Clinical Cell and Vaccine Production Facility
The Clinical Cell and Vaccine Production Facility (CVPF) renders bench-to-bedside translational medicine a reality. Equipped with state of the art facilities, the CVPF manufactures cell and gene biotherapeutics and is accredited by the Foundation for the Accreditation of Cellular Therapy (FACT) as well as by the College of American Pathologists (CAP). Further, the CVPF is the only GMP (good manufacturing practices) compliant facility on campus and functions as an NCI approved Abramson Cancer Center (ACC) Shared Resource. As an ACC Shared Resource and Path and BioResources core facility, the CVPF supports numerous investigational new drug (IND) protocols. Current protocols target a variety of disease indications (primarily HIV, adult and pediatric cancers, and stroke); many more trials are in development and, once approved, will further expand the scope of diseases targeted for cell and gene therapy. For more information on current trials, explore our “Clinical Trials” page.
Current Clinical Trials
  • Cancer Trials
  • HIV Trials

CTL019 Therapy: Recent Publication

The CVPF is excited to announce its latest CTL019 research findings, published in The New England Journal of Medicine on 16 October 2014. For the full research article, please click here.

Chimeric Antigen Receptor T Cells
for Sustained Remissions in Leukemia

Shannon L. Maude, M.D., Ph.D., Noelle Frey, M.D., Pamela A. Shaw, Ph.D., Richard Aplenc, M.D., Ph.D., David M. Barrett, M.D., Ph.D., Nancy J. Bunin, M.D., Anne Chew, Ph.D., Vanessa E. Gonzalez, M.B.A., Zhaohui Zheng, M.S., Simon F. Lacey, Ph.D., Yolanda D. Mahnke, Ph.D., Jan J. Melenhorst, Ph.D., Susan R. Rheingold, M.D., Angela Shen, M.D., David T. Teachey, M.D., Bruce L. Levine, Ph.D., Carl H. June, M.D., David L. Porter, M.D., and Stephan A. Grupp, M.D., Ph.D.
N Engl J Med 2014; 371:1507-1517October 16, 2014DOI: 10.1056/NEJMoa1407222

Results (from The New England Journal of Medicine abstract)

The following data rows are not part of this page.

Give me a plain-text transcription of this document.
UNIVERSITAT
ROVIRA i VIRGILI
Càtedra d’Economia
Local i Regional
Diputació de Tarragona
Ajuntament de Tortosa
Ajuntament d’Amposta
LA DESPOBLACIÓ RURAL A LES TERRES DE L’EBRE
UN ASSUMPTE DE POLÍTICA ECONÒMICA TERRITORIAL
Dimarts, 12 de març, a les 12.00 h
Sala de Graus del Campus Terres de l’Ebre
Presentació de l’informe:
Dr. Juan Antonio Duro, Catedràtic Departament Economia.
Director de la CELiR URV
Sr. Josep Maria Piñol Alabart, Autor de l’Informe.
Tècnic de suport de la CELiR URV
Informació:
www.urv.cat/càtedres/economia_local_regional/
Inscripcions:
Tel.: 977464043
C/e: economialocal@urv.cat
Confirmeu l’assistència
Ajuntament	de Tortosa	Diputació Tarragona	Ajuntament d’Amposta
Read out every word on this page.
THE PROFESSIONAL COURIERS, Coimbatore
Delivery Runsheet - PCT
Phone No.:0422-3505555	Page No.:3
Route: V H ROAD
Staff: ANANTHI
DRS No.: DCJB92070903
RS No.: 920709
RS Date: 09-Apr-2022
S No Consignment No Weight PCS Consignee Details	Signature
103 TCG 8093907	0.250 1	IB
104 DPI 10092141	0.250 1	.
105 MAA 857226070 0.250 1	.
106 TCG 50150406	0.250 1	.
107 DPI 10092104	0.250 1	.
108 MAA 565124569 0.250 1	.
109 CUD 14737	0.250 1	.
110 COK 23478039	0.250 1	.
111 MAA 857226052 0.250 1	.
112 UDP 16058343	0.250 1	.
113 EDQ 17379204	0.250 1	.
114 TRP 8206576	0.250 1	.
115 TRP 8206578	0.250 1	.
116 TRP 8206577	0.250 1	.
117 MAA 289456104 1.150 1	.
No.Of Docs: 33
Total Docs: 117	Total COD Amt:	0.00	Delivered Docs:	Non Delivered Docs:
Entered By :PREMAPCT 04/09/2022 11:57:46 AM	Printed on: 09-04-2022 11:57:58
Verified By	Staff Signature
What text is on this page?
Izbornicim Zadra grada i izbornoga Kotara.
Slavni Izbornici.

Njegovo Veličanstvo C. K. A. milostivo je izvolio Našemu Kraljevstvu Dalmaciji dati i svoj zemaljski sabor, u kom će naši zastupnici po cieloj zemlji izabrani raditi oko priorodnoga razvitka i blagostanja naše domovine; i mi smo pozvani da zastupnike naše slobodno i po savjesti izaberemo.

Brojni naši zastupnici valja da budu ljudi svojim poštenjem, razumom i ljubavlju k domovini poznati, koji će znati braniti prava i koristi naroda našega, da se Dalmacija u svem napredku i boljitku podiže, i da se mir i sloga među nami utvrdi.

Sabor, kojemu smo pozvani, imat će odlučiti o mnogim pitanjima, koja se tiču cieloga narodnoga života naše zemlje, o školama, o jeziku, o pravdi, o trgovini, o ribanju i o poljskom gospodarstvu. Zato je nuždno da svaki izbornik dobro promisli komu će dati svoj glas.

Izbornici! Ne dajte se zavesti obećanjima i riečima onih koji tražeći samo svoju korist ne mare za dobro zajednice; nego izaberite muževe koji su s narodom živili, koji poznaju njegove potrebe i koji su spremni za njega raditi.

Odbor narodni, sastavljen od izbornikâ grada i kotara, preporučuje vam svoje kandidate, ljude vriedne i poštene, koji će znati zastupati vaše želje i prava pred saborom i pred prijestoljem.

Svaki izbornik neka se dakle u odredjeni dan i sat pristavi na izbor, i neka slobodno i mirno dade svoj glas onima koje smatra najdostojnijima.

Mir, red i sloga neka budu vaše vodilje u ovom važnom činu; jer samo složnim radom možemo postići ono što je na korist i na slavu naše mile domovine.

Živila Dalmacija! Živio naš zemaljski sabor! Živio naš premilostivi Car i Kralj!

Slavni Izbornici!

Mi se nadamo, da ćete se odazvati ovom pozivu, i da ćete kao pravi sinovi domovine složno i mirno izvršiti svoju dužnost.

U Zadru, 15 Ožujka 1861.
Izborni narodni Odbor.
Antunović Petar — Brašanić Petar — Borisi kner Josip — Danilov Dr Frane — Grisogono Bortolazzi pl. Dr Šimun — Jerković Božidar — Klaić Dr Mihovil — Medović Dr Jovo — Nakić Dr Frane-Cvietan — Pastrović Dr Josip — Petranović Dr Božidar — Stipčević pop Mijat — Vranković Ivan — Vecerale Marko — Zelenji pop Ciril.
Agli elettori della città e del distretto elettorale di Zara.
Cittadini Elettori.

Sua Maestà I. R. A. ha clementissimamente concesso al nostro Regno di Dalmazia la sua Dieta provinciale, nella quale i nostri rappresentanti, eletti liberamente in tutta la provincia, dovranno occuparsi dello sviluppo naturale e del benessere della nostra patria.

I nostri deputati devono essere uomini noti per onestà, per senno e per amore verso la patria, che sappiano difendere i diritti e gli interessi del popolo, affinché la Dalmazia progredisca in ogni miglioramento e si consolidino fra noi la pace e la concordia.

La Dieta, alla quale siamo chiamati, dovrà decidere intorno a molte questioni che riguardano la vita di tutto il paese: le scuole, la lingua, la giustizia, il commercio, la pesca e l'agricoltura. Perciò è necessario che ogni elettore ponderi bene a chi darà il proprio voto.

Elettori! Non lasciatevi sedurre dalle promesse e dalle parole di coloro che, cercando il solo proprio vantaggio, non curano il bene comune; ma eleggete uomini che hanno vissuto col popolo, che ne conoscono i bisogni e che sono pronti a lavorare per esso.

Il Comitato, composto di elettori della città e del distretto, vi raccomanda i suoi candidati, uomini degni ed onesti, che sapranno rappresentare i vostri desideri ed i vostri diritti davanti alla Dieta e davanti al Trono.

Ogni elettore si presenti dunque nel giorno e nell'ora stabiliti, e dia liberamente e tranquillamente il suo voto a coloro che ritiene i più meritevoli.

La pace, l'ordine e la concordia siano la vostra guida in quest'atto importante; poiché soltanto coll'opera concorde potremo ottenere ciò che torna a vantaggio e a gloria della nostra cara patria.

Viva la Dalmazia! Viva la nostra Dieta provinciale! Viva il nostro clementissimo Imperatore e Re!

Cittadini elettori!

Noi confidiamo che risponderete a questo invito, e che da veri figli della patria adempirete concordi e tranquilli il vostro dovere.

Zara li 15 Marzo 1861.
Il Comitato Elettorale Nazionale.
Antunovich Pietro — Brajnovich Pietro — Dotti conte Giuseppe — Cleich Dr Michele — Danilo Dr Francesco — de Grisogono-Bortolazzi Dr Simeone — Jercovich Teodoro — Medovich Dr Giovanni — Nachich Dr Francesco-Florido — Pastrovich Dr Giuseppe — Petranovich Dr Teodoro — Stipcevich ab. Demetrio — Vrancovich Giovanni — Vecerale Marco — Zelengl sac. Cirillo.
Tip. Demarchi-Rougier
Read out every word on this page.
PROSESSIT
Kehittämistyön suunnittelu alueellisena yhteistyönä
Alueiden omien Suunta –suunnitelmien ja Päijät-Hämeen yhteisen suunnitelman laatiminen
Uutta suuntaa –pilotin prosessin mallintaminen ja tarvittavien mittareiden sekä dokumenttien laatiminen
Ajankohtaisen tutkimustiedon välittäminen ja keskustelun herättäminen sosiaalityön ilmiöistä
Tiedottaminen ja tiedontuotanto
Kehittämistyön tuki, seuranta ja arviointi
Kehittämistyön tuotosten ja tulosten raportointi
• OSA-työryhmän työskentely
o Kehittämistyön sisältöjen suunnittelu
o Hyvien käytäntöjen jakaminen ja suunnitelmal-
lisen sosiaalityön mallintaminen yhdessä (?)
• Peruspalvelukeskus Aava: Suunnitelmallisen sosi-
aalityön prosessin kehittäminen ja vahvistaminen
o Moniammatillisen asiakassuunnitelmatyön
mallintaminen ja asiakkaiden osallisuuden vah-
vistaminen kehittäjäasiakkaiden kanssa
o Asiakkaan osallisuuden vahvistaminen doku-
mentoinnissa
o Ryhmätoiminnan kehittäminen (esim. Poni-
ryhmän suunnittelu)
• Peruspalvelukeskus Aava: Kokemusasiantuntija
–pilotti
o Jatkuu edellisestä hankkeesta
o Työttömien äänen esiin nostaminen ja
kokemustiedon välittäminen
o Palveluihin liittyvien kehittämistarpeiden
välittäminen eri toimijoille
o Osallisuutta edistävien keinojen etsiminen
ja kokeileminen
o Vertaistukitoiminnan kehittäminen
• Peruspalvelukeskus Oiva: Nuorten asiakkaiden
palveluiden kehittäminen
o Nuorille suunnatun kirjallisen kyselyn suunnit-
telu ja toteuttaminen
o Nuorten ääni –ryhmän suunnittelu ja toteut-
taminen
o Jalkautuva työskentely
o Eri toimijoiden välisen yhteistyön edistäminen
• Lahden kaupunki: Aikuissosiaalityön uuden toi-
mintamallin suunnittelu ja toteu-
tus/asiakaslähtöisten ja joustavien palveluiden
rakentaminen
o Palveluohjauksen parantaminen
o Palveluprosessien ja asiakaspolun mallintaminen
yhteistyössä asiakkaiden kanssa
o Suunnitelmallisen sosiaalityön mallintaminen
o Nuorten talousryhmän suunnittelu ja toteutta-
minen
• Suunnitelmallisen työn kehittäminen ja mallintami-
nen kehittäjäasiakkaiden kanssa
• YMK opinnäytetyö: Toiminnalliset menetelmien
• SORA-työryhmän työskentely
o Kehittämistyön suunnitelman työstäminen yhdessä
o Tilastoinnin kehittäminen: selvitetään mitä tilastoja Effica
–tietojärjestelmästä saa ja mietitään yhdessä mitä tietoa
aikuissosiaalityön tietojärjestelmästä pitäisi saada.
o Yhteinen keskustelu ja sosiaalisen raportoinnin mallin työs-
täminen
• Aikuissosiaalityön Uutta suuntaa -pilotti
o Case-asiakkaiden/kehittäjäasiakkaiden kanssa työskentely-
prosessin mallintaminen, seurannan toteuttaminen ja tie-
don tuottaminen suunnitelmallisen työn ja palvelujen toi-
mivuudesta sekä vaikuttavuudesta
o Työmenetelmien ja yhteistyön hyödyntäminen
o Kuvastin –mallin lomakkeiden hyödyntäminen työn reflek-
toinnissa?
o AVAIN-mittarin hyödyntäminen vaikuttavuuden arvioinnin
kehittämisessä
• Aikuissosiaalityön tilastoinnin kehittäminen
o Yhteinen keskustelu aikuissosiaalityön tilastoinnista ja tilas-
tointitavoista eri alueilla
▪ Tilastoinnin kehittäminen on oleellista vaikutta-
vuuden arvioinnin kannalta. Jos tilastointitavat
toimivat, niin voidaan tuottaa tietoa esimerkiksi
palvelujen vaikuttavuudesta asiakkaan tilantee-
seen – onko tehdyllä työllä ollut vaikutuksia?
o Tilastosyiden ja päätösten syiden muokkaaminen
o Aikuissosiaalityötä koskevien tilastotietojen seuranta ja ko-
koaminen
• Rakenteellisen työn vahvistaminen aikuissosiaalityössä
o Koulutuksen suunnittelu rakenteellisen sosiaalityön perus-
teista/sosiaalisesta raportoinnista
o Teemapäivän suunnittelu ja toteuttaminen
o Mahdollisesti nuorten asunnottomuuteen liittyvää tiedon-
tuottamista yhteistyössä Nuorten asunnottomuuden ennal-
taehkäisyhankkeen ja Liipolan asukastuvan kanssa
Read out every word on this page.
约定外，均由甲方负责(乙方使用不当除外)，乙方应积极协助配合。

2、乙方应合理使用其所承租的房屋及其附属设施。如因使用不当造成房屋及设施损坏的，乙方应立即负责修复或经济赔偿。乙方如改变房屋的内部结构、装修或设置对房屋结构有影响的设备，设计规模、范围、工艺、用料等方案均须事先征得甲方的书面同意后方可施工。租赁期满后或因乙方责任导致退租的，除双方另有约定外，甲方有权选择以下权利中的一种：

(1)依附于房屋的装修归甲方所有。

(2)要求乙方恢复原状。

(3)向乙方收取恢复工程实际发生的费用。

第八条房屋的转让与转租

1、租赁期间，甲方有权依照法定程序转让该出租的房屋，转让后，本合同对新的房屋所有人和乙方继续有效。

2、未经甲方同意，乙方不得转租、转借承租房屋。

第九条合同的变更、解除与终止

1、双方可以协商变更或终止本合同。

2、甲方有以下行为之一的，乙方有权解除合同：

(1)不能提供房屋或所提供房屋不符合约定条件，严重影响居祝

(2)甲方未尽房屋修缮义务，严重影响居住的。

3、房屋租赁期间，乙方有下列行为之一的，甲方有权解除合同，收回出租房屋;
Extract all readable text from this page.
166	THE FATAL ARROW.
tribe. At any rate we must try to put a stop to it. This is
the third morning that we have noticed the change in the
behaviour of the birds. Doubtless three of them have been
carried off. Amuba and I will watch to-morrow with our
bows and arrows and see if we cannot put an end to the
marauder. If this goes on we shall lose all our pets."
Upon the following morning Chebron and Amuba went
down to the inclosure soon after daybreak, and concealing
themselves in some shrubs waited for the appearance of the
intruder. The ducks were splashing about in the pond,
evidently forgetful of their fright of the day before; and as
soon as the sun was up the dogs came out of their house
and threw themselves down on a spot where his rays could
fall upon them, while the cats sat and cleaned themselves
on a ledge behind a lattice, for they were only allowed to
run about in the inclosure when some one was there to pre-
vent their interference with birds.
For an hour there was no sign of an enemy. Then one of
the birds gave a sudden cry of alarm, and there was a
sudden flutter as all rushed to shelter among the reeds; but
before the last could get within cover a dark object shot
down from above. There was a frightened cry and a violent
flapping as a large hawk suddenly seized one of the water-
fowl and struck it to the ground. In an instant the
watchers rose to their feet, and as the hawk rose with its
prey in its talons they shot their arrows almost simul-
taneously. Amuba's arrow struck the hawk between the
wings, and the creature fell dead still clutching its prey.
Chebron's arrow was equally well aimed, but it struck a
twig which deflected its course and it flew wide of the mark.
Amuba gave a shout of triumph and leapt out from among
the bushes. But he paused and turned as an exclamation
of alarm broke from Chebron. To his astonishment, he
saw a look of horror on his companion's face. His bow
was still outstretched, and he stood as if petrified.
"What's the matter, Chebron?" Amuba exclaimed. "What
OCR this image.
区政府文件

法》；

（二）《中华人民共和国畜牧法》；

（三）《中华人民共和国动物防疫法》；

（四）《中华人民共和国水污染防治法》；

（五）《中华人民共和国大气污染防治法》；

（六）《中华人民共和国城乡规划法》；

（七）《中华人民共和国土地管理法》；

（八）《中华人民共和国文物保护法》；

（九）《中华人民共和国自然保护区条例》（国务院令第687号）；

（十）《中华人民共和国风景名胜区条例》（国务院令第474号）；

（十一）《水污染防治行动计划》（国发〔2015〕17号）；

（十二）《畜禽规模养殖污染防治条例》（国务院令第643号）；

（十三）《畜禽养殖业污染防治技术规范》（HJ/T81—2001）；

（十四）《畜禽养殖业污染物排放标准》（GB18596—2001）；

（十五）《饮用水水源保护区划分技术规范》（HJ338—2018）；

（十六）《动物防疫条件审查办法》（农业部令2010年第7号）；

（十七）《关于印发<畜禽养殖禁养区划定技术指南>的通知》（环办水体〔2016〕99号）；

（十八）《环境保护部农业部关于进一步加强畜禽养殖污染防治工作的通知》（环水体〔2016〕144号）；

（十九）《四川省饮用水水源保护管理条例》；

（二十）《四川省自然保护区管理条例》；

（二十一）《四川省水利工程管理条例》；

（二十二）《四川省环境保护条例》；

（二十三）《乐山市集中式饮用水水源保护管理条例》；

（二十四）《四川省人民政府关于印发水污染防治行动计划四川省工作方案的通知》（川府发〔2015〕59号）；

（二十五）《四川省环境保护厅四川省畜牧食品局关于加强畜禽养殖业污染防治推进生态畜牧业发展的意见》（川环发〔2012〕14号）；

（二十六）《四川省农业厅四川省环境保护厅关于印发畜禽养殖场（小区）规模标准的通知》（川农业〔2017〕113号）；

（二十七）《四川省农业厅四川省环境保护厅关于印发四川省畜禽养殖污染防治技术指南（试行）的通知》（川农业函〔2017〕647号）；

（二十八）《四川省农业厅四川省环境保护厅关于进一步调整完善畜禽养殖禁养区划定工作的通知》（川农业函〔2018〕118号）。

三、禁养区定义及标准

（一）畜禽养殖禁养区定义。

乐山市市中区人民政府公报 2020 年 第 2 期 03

A total of 30 children and adults received CTL019. Complete remission was achieved in 27 patients (90%), including 2 patients with blinatumomab-refractory disease and 15 who had undergone stem-cell transplantation. CTL019 cells proliferated in vivo and were detectable in the blood, bone marrow, and cerebrospinal fluid of patients who had a response. Sustained remission was achieved with a 6-month event-free survival rate of 67% (95% confidence interval [CI], 51 to 88) and an overall survival rate of 78% (95% CI, 65 to 95). At 6 months, the probability that a patient would have persistence of CTL019 was 68% (95% CI, 50 to 92) and the probability that a patient would have relapse-free B-cell aplasia was 73% (95% CI, 57 to 94). All the patients had the cytokine-release syndrome. Severe cytokine-release syndrome, which developed in 27% of the patients, was associated with a higher disease burden before infusion and was effectively treated with the anti–interleukin-6 receptor antibody tocilizumab.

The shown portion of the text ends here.